Along with our partners environmental not-for-profit City to Sea, we have released a new report, which is the first of its kind in the UK, taking an in-depth look at the single-use packaging and disposables problem in the food-to-go sector, including cafes, fast food outlets and coffee chains in the UK.

The report, ‘Food-to-go. Good to go?’, identifies a lack of progress towards the Waste Hierarchy and includes a road map outlining the steps the sector should take to significantly reduce the amount of single-use items in the sector and promote prevention and reuse.

Packaging such as takeaway containers and disposable coffee cups are frequently found to be among the most-littered items in the UK and Europe, and the new report analyses the performance of the top 20 UK high street food-to-go operators (by sales turnover data). We conducted in-store surveys in Bristol, Manchester and London and complemented this with online research into company policy and practice.

The results of the analysis showed much room for improvement, with 83% of contemporary fast-food outlets and 86% of traditional fast-food outlets having no policies for reducing single-use plastics front of house, and outlets not providing sufficient drinking water refill opportunities or crockery and cutlery for eating and drinking in store. Reusables are also not being incentivised on a wide scale, while front of house recycling systems are lacking.

The global Covid-19 pandemic has hit the food-to-go sector hard, halting progress made by businesses, with many reverting to single-use plastic for both eat in and takeaway.
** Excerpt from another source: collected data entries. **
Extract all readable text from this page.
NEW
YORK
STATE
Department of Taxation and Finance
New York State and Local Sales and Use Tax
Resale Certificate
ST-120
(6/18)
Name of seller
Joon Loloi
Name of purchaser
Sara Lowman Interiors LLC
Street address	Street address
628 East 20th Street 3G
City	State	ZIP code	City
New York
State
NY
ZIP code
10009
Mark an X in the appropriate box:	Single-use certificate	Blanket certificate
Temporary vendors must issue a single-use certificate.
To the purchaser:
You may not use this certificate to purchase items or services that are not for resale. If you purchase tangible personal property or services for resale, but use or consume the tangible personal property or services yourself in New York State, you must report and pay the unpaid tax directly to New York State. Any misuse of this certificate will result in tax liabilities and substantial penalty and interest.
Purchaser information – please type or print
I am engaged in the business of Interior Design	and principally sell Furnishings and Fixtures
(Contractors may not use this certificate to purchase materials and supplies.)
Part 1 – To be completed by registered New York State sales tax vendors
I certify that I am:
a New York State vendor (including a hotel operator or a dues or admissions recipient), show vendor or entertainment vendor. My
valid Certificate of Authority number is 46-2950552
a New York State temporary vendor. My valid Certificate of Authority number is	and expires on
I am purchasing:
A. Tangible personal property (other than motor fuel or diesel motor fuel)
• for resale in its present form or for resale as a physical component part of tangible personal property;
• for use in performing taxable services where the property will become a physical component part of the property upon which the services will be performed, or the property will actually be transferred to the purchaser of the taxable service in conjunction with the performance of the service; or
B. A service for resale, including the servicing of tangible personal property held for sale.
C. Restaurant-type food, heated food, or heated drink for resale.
We hope the report will encourage the sector to ‘build back better’ and urges businesses to be ambitious, committed and transparent about their reduction and reuse targets.

We will repeat the research with City to Sea again in 2021, this time revealing the individual business rankings to the public.
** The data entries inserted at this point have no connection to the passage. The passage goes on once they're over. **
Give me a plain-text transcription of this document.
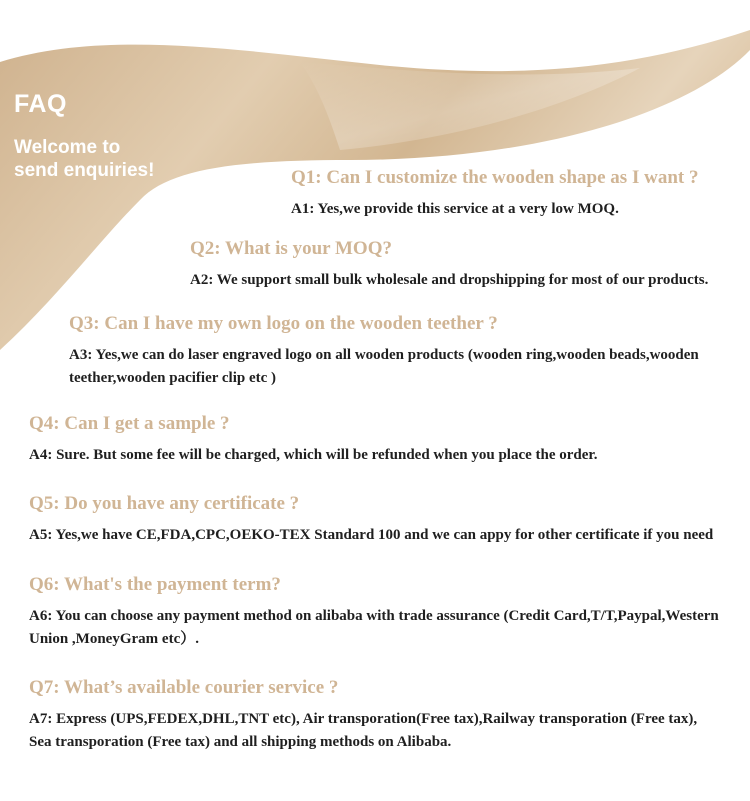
FAQ

Welcome to
send enquiries!	Q1: Can I customize the wooden shape as I want ?

A1: Yes,we provide this service at a very low MOQ.

Q2: What is your MOQ?

A2: We support small bulk wholesale and dropshipping for most of our products.

Q3: Can I have my own logo on the wooden teether ?

A3: Yes,we can do laser engraved logo on all wooden products (wooden ring,wooden beads,wooden
teether,wooden pacifier clip etc )

Q4: Can I get a sample ?

A4: Sure. But some fee will be charged, which will be refunded when you place the order.

Q5: Do you have any certificate ?

A5: Yes,we have CE,FDA,CPC,OEKO-TEX Standard 100 and we can appy for other certificate if you need

Q6: What's the payment term?

A6: You can choose any payment method on alibaba with trade assurance (Credit Card,T/T,Paypal,Western
Union ,MoneyGram etc）.

Q7: What’s available courier service ?

A7: Express (UPS,FEDEX,DHL,TNT etc), Air transporation(Free tax),Railway transporation (Free tax),
Sea transporation (Free tax) and all shipping methods on Alibaba.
Mark Hilton, Head of Sustainable Business at Eunomia, commented: “In undertaking this timely research with City to Sea, we dug beneath the headline initiatives and found that even the best brands still have plenty they can do to reduce single-use plastic use, while some in the traditional quick service sector are only just getting started. We want to work with brands, singly or collectively, to make sure that when we repeat the exercise in 2021, we have a very positive and meaningful story to tell.
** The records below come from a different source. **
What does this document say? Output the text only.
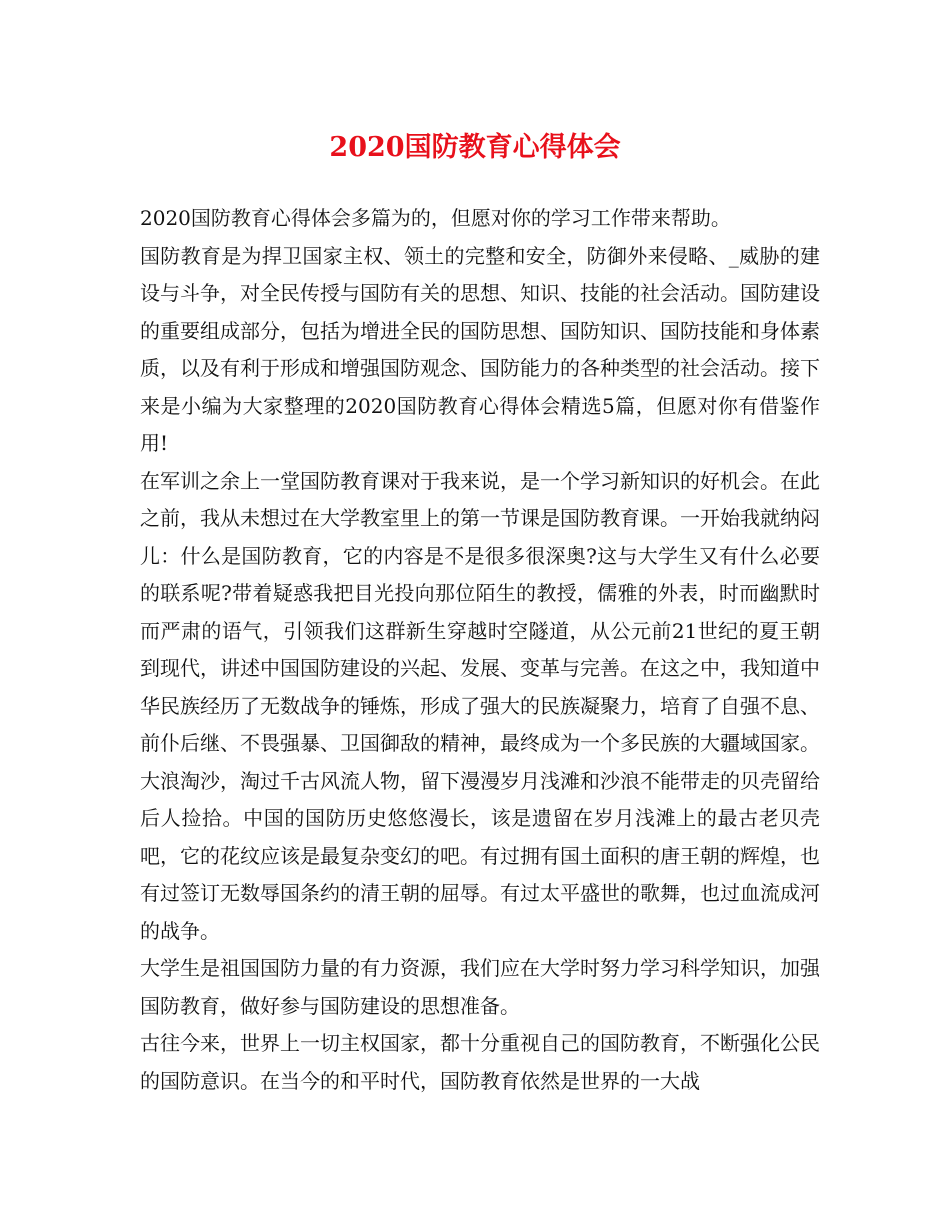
2020国防教育心得体会

2020国防教育心得体会多篇为的，但愿对你的学习工作带来帮助。

国防教育是为捍卫国家主权、领土的完整和安全，防御外来侵略、_威胁的建设与斗争，对全民传授与国防有关的思想、知识、技能的社会活动。国防建设的重要组成部分，包括为增进全民的国防思想、国防知识、国防技能和身体素质，以及有利于形成和增强国防观念、国防能力的各种类型的社会活动。接下来是小编为大家整理的2020国防教育心得体会精选5篇，但愿对你有借鉴作用!

在军训之余上一堂国防教育课对于我来说，是一个学习新知识的好机会。在此之前，我从未想过在大学教室里上的第一节课是国防教育课。一开始我就纳闷儿：什么是国防教育，它的内容是不是很多很深奥?这与大学生又有什么必要的联系呢?带着疑惑我把目光投向那位陌生的教授，儒雅的外表，时而幽默时而严肃的语气，引领我们这群新生穿越时空隧道，从公元前21世纪的夏王朝到现代，讲述中国国防建设的兴起、发展、变革与完善。在这之中，我知道中华民族经历了无数战争的锤炼，形成了强大的民族凝聚力，培育了自强不息、前仆后继、不畏强暴、卫国御敌的精神，最终成为一个多民族的大疆域国家。

大浪淘沙，淘过千古风流人物，留下漫漫岁月浅滩和沙浪不能带走的贝壳留给后人捡拾。中国的国防历史悠悠漫长，该是遗留在岁月浅滩上的最古老贝壳吧，它的花纹应该是最复杂变幻的吧。有过拥有国土面积的唐王朝的辉煌，也有过签订无数辱国条约的清王朝的屈辱。有过太平盛世的歌舞，也过血流成河的战争。

大学生是祖国国防力量的有力资源，我们应在大学时努力学习科学知识，加强国防教育，做好参与国防建设的思想准备。

古往今来，世界上一切主权国家，都十分重视自己的国防教育，不断强化公民的国防意识。在当今的和平时代，国防教育依然是世界的一大战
City to Sea’s CEO Rebecca Burgess added: “To put an end to plastic pollution, we need to turn off the tap when it comes to single-use plastics. The crisis of Covid-19 has left many outlets sandwiched between an environmental and a public health crisis, but it doesn’t have to be this way. Our road map offers a clear pathway for them to protect people, planet and profits. We want to support the sector in making this transition and as such, have decided not to publish the individual rankings this year. Now is the time for the food-to-go sector to step forward and lead the way. In 2021 we will repeat the research and this time share who is leading the way and who is lagging behind, so customers can act.